Eccoci che raggiungiamo le nostre amiche al bar in cui ci siamo date appuntamento. Stanche perché è una settimana impegnativa al lavoro e facciamo continuamente tardi pur di finire il progetto che ci è stato assegnato.
Non riusciamo neanche a fare un salto nella palestra sotto casa, dove ci siamo iscritte a inizio anno, piene di buoni propositi. Stasera però un aperitivo e quattro chiacchiere non ce li toglie nessuno. Ci sediamo, salutiamo tutte e Martina inizia a parlare delle sue corse tra asilo nido e scuole elementari per portare i suoi due figli a lezione.
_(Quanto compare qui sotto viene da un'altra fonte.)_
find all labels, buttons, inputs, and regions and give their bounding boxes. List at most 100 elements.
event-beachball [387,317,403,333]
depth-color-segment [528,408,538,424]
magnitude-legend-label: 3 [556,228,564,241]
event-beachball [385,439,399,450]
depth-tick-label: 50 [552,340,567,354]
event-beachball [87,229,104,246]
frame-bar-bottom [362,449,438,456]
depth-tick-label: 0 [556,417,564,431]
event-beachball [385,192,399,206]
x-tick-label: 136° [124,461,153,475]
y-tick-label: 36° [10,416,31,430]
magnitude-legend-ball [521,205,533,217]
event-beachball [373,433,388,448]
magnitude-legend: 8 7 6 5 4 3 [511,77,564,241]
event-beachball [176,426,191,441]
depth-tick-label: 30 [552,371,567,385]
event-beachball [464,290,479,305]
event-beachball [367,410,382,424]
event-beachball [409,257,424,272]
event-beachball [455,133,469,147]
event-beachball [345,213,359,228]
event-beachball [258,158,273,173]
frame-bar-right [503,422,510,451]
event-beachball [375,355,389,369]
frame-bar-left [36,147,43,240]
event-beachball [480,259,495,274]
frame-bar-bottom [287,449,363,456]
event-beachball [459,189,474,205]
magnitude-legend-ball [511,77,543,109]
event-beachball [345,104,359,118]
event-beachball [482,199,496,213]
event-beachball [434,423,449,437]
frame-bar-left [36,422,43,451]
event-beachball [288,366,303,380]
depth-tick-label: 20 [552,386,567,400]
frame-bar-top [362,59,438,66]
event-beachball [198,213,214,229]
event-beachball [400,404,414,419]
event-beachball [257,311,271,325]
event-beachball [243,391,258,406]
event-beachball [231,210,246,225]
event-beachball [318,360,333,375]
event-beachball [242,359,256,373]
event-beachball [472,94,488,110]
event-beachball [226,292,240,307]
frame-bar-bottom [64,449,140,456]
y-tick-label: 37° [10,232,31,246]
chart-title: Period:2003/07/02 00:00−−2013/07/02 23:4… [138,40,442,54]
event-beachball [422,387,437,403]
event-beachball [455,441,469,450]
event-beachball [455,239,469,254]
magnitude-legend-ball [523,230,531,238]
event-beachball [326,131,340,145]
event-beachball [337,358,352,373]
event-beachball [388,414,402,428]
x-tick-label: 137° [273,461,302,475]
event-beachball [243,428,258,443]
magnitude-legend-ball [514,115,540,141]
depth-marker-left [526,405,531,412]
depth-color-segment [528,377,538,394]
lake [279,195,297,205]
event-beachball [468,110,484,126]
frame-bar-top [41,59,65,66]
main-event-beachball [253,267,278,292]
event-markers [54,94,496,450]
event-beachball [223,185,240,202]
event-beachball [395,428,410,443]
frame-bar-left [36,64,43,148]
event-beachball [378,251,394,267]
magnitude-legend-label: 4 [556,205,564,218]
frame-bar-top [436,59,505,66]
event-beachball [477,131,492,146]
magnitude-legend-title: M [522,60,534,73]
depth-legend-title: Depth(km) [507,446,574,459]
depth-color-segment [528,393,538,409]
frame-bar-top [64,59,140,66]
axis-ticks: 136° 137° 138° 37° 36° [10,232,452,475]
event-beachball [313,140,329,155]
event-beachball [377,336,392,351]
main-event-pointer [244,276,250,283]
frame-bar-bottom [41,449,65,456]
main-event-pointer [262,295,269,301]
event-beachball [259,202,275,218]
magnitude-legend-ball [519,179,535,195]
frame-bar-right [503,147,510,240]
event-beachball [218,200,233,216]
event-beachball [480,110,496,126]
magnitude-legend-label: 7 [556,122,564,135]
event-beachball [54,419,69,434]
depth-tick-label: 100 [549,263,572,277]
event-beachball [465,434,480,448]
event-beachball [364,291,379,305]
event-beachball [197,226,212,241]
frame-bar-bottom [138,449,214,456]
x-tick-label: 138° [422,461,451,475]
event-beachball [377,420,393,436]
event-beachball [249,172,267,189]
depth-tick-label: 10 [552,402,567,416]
Lucia si accarezza il pancione, dicendo che non ne può più delle nausee mattutine e Federica ha due occhiaie molto pronunciate e si lamenta perché il suo piccolo Marco non la fa dormire da 4 mesi.
E noi che un bimbo che scorrazza per casa non lo abbiamo le ascoltiamo, come si fa con le amiche, cerchiamo di immedesimarci, di chiedere loro se hanno bisogno di un aiuto e così senza preavviso, quando arriva il nostro turno di raccontarci, arriva come una doccia gelata la frase “Tu che non hai figli, non puoi capire”.
Perché non si dice più?
Questa frase sembra essere completamente estemporanea nell’epoca dei social network, dove ci è permesso parlare di tutto. Con un click possiamo trovarci dall’altra parte del mondo e con un tasto condividere tramite il nostro profilo, battaglie e storie di altri. Eppure noi la stanchezza di chi è diventata mamma, le sue paure, le spese, la sua vita impegnata, non possiamo proprio capirla perché abbiamo deciso che nella nostra vita spazio per un bambino non c’era.
Questa frase è sbagliata perché rientra in quella concezione tossica secondo la quale chi non ha un figlio, perché non vuole, non può o non riesce, allora non potrà mai raggiungere uno step fondamentale della sua vita. Come se la maternità fosse una realizzazione e non un desiderio che qualcuno può avere e qualcun altro no. Inoltre dicendola si da per scontato che invece, al contrario, una donna che ha dei figli può capire perfettamente una donna che non ne ha, può capirne la stanchezza, i programmi, le difficoltà. Non solo li può capire, ma li ritiene sempre meno di quelli di una mamma.
Senza contare che a volte chi non ha avuto un figlio, quel bambino magari lo ha sempre desiderato, lo sta ancora cercando, ma fa fatica, è scoraggiato e ha paura di non poterlo avere mai.
Cosa non possiamo capire se non siamo mamme? Sicuramente non possiamo sapere in maniera pratica come si cambia un pannolino o si lava un bebè, nemmeno cosa significa svegliarsi nel sonno perché il bimbo schiamazza dall’altra parte della stanza. E non lo sappiamo solo perché non lo abbiamo mai fatto.
Allo stesso modo gli altri non possono sapere come ci si senta a non avere figli, ad avere una vita impegnata in un altro modo, che non per questo è meno stancante, fatta meno di corse frenetiche e incastri tra i mille impegni. In un mondo che tra l’altro sembra sempre fare una grande pressione sociale sulle donne, affinché diventino mamme.
Stanchezza, non cattiveria
A volte questa frase viene detta non per cattiveria, ma perché è frutto di tanta stanchezza quella che a volte, dopo una brutta litigata in famiglia, tante notti in bianco, l’ennesima lavatrice di tutine completamente imbrattate ci fa immaginare come sarebbe stata la nostra vita senza i bambini.
Al posto di dire "Non puoi capire" e guardare con invidia una vita che non vorremmo, perché abbiamo scelto di diventare genitori o ci stiamo provando con tutte le nostre forze, chiediamo aiuto. Parliamo con le amiche, raccontiamo cosa non va, diciamolo che siamo stanchi e perché lo siamo, solo così potremo distruggere la narrazione di genitori perfetti, impeccabili e sempre presenti, che ha poco di vero e molto di tossico, anche per noi.